Carlos Pereira, der seit über 40 Jahren in Frankreich lebt und Lusojornal leitet, das führende Online-Medienportal für Portugiesisch in Frankreich, ist davon überzeugt, dass die Wirtschaft der wichtigste Aspekt des Vertrags ist.

„Die Wirtschaftsbeziehungen sind bereits stark: Viele französische Unternehmen investieren in Portugal, und es gibt auch portugiesische Investitionen in Frankreich“, sagt er gegenüber Euronews.

„Es ist eine spektakuläre Entwicklung: Einige portugiesische Städte verzeichnen den Zustrom französischer Investitionen und, was neu ist, siedeln sich portugiesische Unternehmen in Frankreich an“, fügt er hinzu.

Die Portugiesen sind die drittgrößte ausländische Gemeinschaft in Frankreich

Nach Angaben des Quai d’Orsay leben in Frankreich 1,7 Millionen Portugiesen und sind damit nach Algeriern und Marokkanern die drittgrößte ausländische Gemeinschaft.

In Portugal leben zwischen 30.000 und 50.000 französische Staatsangehörige, ein Viertel davon Doppelstaatsbürger, die großen Touristenströme nicht mitgerechnet.

Lissabon und Paris wollen sich auf die Rekrutierung und Ausbildung von Französisch- und Portugiesischlehrern konzentrieren und gleichzeitig die Mobilität der Studierenden fördern.

Carlos Pereira, der sich seit Jahren für die Förderung der portugiesischen Sprache in Frankreich einsetzt, bleibt hinsichtlich der tatsächlichen Auswirkungen des Vertrags in diesem Bereich skeptisch und verweist auf den Mangel an Lehrern.

Im Rahmen einer Vereinbarung aus dem Jahr 1973 finanziert und entsendet Portugal Lehrer – derzeit rund hundert –, um Portugiesisch zu unterrichten, hauptsächlich in der Grundschule. Die Verantwortung für diesen Unterricht liegt ab der College-Ebene aufwärts bei Frankreich.

„Frankreich ist der Ansicht, dass es keinen Sinn macht, dass Frankreich danach die Verantwortung dafür übernimmt, wenn Portugal diesen Unterricht nicht in der Grundschule entwickelt“, betont er.

Bilaterale Abkommen in Europa: Was wurde erreicht?

Seit seinem Amtsantritt im Jahr 2017 hat sich Emmanuel Macron zum Ziel gesetzt, die bilateralen Beziehungen mit den wichtigsten Partnern von Paris in der Europäischen Union zu „vertiefen“.

Zu diesem Zweck wurden mehrere wichtige Dokumente unterzeichnet und ratifiziert: der Vertrag von Aachen mit Deutschland, der Vertrag von Quirinale mit Italien und der Vertrag von Nancy mit Polen.
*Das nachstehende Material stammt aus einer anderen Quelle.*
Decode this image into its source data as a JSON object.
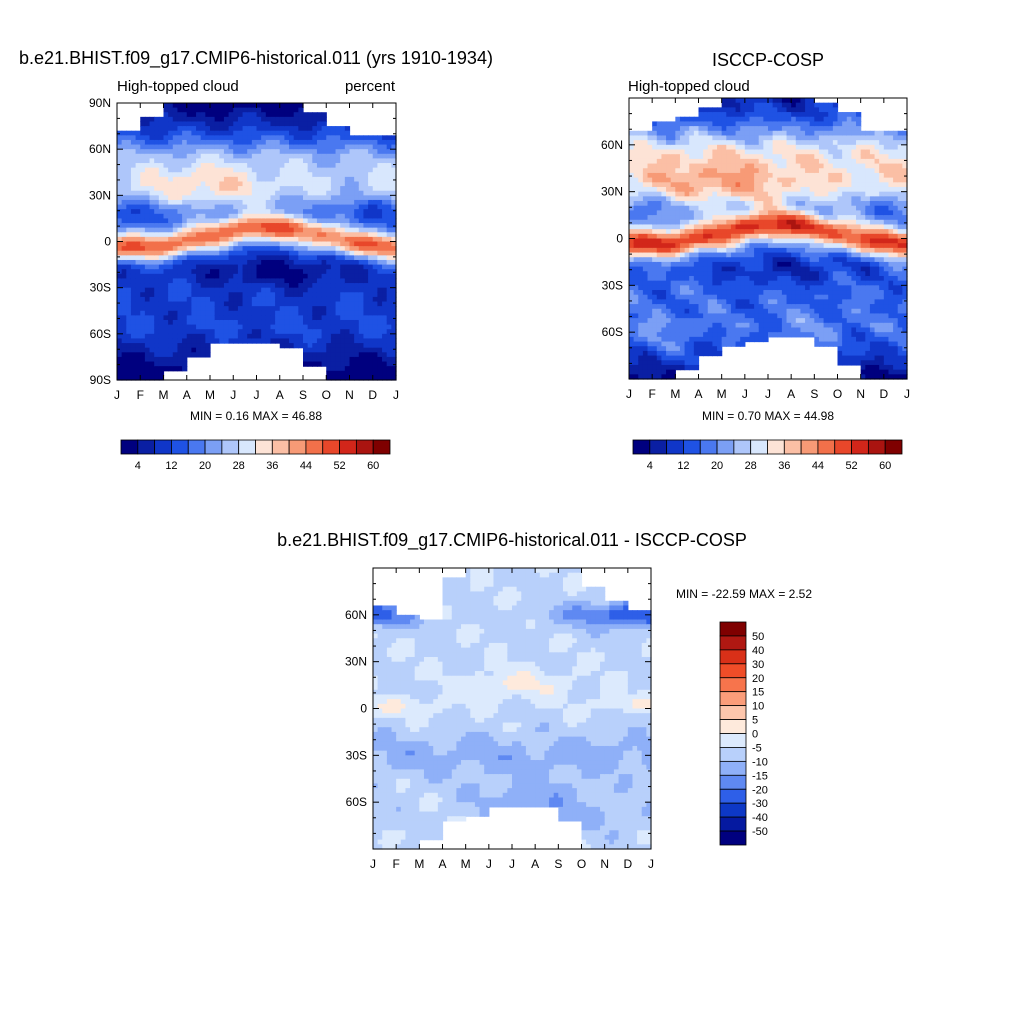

Es gibt jedoch eine Ausnahme: Der Vertrag von Barcelona, ​​der am 19. Januar 2023 mit Pedro Sánchez unterzeichnet und wenige Monate später von Frankreich ratifiziert wurde, hat vom spanischen Parlament noch immer keine Zustimmung erhalten.

Die Blockade ist insbesondere auf das zurückzuführen, was den Barcelona-Vertrag von den anderen von Paris ausgehandelten bilateralen Abkommen unterscheidet: die gegenseitige Beteiligung der Minister im Ministerrat des Partnerlandes, eine Bestimmung, die von der spanischen Opposition abgelehnt wurde.